Analisis Skenario SMM
Berdasarkan kapasitas terpasang saat ini, jika hanya proyek Fénix dan 3Q yang benar-benar menghentikan produksi selama 10 hari, dampak produksi teoretis akan mencapai sekitar 1.000–1.500 ton LCE. Jika peningkatan produksi di Sal de Vida dan gangguan logistik di proyek lain di sekitar Salar del Hombre Muerto juga diperhitungkan, volume produksi atau pengiriman teoretis yang berisiko dapat meningkat menjadi 1.500–2.500 ton LCE.
Namun, belum ada operator yang mengonfirmasi penghentian total, dan beberapa proyek mungkin dapat mempertahankan pengiriman jangka pendek menggunakan stok di lokasi. Oleh karena itu, angka-angka ini sebaiknya dipandang sebagai volume yang terpapar potensi gangguan, bukan kerugian pasokan yang sudah pasti.
Dalam skenario dasar, dengan asumsi gangguan cuaca terutama berlangsung selama satu hingga dua minggu, dampak pada impor Tiongkok kemungkinan besar berupa penundaan sekitar 800–1.500 ton litium karbonat antara Agustus dan September. Ini setara dengan sekitar 10%–18% impor litium karbonat Tiongkok dari Argentina pada Juni, dan sekitar 3%–6% dari total impor litium karbonat bulanan Tiongkok.
Dalam skenario yang lebih parah, jika produksi atau transportasi keluar di proyek Fénix, 3Q, dan proyek sekitar tetap terhambat selama dua hingga tiga minggu, volume impor Tiongkok yang tertunda dalam satu bulan dapat mencapai 2.000–3.000 ton. Ini setara dengan sekitar 24%–36% pengiriman bulanan Argentina saat ini ke Tiongkok dan sekitar 8%–12% dari total impor lithium karbonat bulanan Tiongkok.
Estimasi ini merupakan perhitungan berbasis skenario yang berasal dari kapasitas proyek, struktur impor terkini, dan durasi gangguan yang berbeda. Dampak aktualnya akan bergantung pada kecepatan pembukaan kembali jalan, tingkat persediaan di masing-masing proyek, serta alokasi tujuan pengiriman setiap produsen.

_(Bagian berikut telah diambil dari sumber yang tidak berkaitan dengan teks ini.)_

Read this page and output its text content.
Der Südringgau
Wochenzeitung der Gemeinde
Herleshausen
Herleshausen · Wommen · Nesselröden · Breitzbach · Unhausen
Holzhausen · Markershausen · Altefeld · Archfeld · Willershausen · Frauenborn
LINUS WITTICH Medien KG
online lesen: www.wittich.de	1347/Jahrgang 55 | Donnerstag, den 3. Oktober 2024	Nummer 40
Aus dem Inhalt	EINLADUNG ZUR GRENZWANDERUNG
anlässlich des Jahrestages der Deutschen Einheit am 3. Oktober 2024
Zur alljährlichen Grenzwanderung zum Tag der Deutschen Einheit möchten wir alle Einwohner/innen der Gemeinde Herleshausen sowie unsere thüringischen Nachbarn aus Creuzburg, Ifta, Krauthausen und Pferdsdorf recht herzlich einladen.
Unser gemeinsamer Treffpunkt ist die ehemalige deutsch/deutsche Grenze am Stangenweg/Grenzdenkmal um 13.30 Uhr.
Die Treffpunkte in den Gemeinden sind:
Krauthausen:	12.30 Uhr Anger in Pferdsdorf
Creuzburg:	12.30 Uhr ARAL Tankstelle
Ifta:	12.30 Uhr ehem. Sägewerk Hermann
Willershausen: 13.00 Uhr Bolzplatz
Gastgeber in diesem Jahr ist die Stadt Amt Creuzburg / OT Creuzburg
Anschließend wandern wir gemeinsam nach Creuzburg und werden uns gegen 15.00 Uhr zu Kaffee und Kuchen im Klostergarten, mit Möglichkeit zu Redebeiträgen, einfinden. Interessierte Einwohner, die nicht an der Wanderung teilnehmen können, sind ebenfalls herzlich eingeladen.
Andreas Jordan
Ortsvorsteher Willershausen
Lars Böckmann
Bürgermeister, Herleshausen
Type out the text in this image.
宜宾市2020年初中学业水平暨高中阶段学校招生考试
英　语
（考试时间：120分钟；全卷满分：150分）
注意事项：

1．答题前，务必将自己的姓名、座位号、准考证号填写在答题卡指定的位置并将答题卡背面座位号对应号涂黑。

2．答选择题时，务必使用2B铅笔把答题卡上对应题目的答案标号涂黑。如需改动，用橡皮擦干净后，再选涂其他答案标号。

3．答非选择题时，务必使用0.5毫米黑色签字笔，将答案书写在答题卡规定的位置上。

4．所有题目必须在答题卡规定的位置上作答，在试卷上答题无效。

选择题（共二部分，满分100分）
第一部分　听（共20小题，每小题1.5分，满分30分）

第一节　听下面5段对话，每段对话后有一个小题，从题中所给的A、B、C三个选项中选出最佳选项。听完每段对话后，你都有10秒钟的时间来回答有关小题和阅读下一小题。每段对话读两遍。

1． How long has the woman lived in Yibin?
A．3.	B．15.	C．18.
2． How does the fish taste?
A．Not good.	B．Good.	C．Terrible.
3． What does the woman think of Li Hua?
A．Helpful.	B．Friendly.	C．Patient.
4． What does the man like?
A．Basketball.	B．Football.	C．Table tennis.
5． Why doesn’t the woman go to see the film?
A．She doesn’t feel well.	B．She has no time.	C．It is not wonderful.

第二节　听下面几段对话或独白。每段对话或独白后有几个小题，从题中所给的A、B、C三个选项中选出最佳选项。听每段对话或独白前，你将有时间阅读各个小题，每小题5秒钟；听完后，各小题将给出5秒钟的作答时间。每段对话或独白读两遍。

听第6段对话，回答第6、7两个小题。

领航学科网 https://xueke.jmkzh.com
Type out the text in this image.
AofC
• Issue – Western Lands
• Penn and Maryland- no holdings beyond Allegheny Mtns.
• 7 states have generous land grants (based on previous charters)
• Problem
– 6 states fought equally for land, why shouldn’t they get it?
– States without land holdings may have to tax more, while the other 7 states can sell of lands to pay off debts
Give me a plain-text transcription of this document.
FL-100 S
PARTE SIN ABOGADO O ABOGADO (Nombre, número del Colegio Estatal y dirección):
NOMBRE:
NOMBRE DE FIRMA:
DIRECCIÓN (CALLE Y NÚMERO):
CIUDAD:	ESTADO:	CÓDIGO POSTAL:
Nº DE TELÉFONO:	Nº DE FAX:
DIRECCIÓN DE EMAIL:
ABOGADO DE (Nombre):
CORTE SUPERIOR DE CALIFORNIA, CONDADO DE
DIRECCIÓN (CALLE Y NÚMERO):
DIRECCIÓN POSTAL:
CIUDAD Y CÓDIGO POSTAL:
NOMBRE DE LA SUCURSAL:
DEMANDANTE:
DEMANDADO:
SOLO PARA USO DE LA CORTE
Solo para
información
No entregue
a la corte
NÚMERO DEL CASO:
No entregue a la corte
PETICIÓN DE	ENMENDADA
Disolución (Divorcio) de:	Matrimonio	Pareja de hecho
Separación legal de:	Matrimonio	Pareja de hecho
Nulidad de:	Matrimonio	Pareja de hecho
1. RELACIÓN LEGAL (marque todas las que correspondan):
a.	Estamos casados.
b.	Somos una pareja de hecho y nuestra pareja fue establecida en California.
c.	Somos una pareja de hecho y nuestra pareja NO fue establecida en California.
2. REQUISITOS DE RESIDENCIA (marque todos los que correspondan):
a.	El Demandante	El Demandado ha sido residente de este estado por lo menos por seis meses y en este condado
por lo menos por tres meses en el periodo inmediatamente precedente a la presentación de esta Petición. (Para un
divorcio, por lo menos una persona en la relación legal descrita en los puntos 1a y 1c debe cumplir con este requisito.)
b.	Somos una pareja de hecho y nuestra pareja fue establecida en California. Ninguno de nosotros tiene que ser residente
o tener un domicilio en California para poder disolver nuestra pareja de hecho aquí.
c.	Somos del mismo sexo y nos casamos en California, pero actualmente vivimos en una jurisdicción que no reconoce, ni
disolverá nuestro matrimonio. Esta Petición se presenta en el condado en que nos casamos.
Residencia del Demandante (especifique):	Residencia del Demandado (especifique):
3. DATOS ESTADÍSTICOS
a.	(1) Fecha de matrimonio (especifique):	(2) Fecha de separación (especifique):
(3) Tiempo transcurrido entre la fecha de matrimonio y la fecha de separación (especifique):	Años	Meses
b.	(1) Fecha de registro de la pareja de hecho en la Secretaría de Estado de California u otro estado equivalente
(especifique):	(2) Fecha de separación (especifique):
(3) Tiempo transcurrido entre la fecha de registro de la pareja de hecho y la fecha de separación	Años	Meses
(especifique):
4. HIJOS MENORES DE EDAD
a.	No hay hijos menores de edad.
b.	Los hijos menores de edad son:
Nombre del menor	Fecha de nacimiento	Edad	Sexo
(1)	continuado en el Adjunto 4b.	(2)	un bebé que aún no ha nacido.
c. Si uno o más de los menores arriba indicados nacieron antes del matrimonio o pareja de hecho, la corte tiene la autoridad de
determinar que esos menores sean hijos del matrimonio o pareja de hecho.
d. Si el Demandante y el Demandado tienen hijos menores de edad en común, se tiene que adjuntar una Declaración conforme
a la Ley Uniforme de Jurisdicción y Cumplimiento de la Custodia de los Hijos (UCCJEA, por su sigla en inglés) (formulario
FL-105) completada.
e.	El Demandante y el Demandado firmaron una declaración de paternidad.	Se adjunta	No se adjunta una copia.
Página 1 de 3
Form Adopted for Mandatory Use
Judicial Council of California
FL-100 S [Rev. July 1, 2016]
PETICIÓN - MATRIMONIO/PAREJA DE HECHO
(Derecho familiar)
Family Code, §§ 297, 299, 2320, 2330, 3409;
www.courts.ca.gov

Secara keseluruhan, badai salju saat ini belum mewakili gangguan sistemik terhadap pasokan salar Amerika Selatan. Meskipun demikian, hal ini telah menyebabkan gangguan nyata pada pergerakan personel, logistik, dan operasi di lokasi di beberapa proyek lithium utama di Provinsi Catamarca.
Dalam waktu dekat, pasar harus memantau dengan cermat pembukaan kembali Rute Provinsi 43 dan perlintasan perbatasan San Francisco, status operasi aktual proyek Fénix dan 3Q, serta data pengiriman Argentina dari akhir Juli hingga Agustus. Jika akses transportasi pulih dalam minggu mendatang, dampak utamanya kemungkinan adalah keterlambatan kedatangan impor ke Tiongkok. Jika pembatasan di lokasi tambang terus berlanjut, pasokan efektif Argentina pada kuartal ketiga dan ekspektasi impor lithium karbonat Tiongkok untuk Agustus dan September mungkin perlu direvisi turun.